Two banking regulators fined JPMorgan Chase a total of $200 million after the company was charged with evading federal regulators by using WhatsApp and other platforms.
Under federal law, financial firms must keep detailed records of communication between brokers and clients. This includes correspondence on official company devices, including phone conversations and online messaging, as well as work-related communication on employees’ personal devices, like cell phones. Regulators review the records to ensure that no antitrust or anti-fraud laws are violated.
JPMorgan admitted to “widespread” record-keeping failures. On Dec. 17, it agreed to pay the Securities and Exchange Commission $125 million. As a second term of the settlement, the SEC announced JPMorgan would be required to hire a compliance consultant who will review the bank’s policies and training practices.
“The firm’s actions meaningfully impacted the SEC’s ability to investigate potential violations of the federal securities laws,” the SEC said in a statement.
The company has also been fined $75 million by the Commodity Futures Trading Commission for using unapproved communication.
The CFTC said, “JPMorgan failed to maintain thousands of business-related communications in connection with its commodities and swaps businesses, and thus failed diligently to supervise its businesses as CFTC registrants, in violation of CFTC recordkeeping and supervision provisions.”
“Firm compliance with recordkeeping and associated supervision requirements is essential to the CFTC’s efforts to promote the integrity, resilience, and vibrancy of the U.S. derivatives markets,” said Acting Director of Enforcement Vince McGonagle in a statement. “Today’s enforcement action demonstrates the Division of Enforcement’s commitment to aggressively investigating and prosecuting violations of these requirements.”
The CFTC says the bank has violated the Commodity Exchange Act (CEA) and regulations since at least July 2015.
“The move is the latest sign of an ongoing battle between regulators, banks and employees over the use of personal devices.
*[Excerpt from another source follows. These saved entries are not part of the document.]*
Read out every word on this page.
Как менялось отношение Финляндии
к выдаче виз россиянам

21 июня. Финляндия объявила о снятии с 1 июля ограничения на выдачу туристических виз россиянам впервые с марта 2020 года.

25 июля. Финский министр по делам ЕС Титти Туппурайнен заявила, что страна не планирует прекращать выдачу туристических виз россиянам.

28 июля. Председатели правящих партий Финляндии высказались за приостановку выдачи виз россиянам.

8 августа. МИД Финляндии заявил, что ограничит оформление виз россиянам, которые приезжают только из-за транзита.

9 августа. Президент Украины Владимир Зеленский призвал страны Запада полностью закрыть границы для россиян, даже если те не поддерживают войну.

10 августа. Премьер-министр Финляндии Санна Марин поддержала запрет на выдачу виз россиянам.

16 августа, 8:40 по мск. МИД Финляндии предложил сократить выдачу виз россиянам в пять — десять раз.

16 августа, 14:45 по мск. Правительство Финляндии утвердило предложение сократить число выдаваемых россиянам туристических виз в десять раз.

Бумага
Policing the use of unofficial channels became even more pressing when most of Wall Street went remote during the coronavirus pandemic,” reports CNBC. “Regulators in New York and London have ratcheted up enforcement of record-keeping rules recently as traders migrated to encrypted messaging platforms including WhatsApp, Signal or Telegram.”
Monitoring employee communication became more challenging for many banks when they shifted to a work-from-home format during the COVID-19 pandemic.
“In recent months, regulators have questioned a number of big banks, including Bank of America Corp., Citigroup Inc., Morgan Stanley and Credit Suisse Group AG, about how they track employee communications, some of the people said. The status of that regulatory effort, and whether other entities would face fines, couldn’t be determined,” per Fox Business.
JP Morgan Chase has not made a public comment on the fine.
According to Newsmax, “the penalty is one of the first major enforcement actions brought under SEC Chair Gary Gensler, who was appointed by Democratic President Joe Biden and who has pledged to crack down on misconduct by Wall Street companies.”
The record-keeping violation fine is reported to be the largest ever issued by the SEC.